Anspannung-REGEN-Zweifel

Daten: 6,8km, 242hm

Es wird ernst: Die Masters und somit mein Mitstreiter starten in einer Regenpause. Die Glücklichen. Für Erheiterung sorgt die Startdynamik. Erik steht wie immer im Mittelfeld. Bei Startschuß seh ich kurz nicht hin, um einen Augenblick später verwundert Erik hinter einer wild davonrasenden Meute herradeln zu sehen ;-) Nanu? Sonst zieht er mich doch immer im Windschatten ins Rennen und da sind wir NICHT Letzte? Ich werde es noch mitkriegen.

Mein Start wird um ½ h verschoben. Das heißt erst warten und frieren; dann glücklicherweise Sonnen! So kann ich Erik im Ziel, welches er als Vorletzter (!) erreicht, über die Strecke ausquetschen. Dann nehme ich Aufstellung (mittlerweile wieder im Regen) im Block der Damen, Junioren und Nachmelder. Dieser erscheint mir: Übersichtlich. 60 sind bei dauerhaftem Schietwetter im Vorfeld gar nicht angetreten. Vielleicht deshalb wie mir scheint nur „Professionelle“ (Damen)/ oder so wirkende am Start. Alle mit Stahlwaden und fitter Aura ;-) Habe irgendwie auch gar keine Hobbyradler gesichtet. Ich friere mir den A…. ab und stehe wie ich meine eisenhart kurz/kurz mit Armlingen und Weste da während wieder ein Schauer bei gefühlten 7 Grad einsetzt. 50 sek vor Start entledigen sich die „Professionellen“ auch noch ihrer Jacken und Armlinge….! Als ob ich nicht schon genug eingeschüchtert wäre! Der Start ist rasant und eh ich´s mich versehe, bin ich von fast allen überholt. Naja, im Sprühregen memmt es sich eben gut. Außerdem wollte ich mich in Anbetracht der kommenden Tage ja auch zurücknehmen, schließlich will ich nur finishen. Trotzdem geht es mit Maximalpuls den Berg einfach nur hoch.

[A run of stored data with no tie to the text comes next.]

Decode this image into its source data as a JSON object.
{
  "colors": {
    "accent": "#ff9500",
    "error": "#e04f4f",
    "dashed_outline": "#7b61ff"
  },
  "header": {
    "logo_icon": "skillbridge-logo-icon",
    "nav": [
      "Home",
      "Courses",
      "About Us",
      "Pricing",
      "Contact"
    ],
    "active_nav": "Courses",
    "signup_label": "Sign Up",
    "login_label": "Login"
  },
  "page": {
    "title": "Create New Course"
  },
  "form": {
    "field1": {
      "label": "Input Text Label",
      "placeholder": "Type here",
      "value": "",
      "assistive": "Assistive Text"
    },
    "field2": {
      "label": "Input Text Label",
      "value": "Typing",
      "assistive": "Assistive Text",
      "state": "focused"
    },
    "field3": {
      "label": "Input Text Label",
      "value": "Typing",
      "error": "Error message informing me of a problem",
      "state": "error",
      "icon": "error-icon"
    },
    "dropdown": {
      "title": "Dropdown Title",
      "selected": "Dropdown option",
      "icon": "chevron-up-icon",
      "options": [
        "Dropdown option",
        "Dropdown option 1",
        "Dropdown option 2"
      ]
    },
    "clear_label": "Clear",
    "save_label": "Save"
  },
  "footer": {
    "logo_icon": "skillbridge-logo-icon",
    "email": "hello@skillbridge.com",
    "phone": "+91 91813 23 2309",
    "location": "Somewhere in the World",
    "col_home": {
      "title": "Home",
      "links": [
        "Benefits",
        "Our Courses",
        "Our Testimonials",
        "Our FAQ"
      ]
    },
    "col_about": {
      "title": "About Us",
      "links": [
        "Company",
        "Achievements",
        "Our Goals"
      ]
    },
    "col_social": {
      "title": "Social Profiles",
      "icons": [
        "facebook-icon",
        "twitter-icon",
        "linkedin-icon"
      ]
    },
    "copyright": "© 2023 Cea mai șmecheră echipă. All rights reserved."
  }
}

Gefühlt natürlich in der Falllinie. Aber langsamer fahren kann ich nicht. Da es steil, nass und rutschig ist brauch ich ein „bißchen“ Geschwindigkeit um über die Steine zu kommen ohne abzusteigen. Die Quittung folgt dann oben. Aufgrund des riesigen Sauerstoffdefizits macht sich zunehmend ein unangenehmes Gefühl im Bauch breit welches rasch zu starken Schmerzen anwächst. Fachlich würde man es wohl als Darmischämie bezeichnen. Im Normalfall eine Indikation zur Not OP! Jetzt geht gar nichts anderes als langsamer werden. Darum überholt mich auch noch der letzte Teilnehmer meines Feldes. Naja, dann simma ja jetzt entspannter unterwegs ;-) Aber weit gefehlt, abwärts geht´s jetzt direkt, rutschig, über moosige Steine und schlammig; mitunter wadentief. Beim Absteigen und Schieben stört mich keiner; ich bin ja die Letzte. Nachdem ich diverse Fahrfehler ausprobiert habe, aber immer mit einem blauen Auge davon komme und nicht stürze, erreiche ich wieder Geising und reite glorreich als Letzte über die Ziellinie. Ein wenig peinlich ist mir das. Erik lacht. Aber immerhin ist der Bikewash nicht mehr überlaufen. Sind ja alle schon fertig ;-) Und Nudeln gibt’s auch noch.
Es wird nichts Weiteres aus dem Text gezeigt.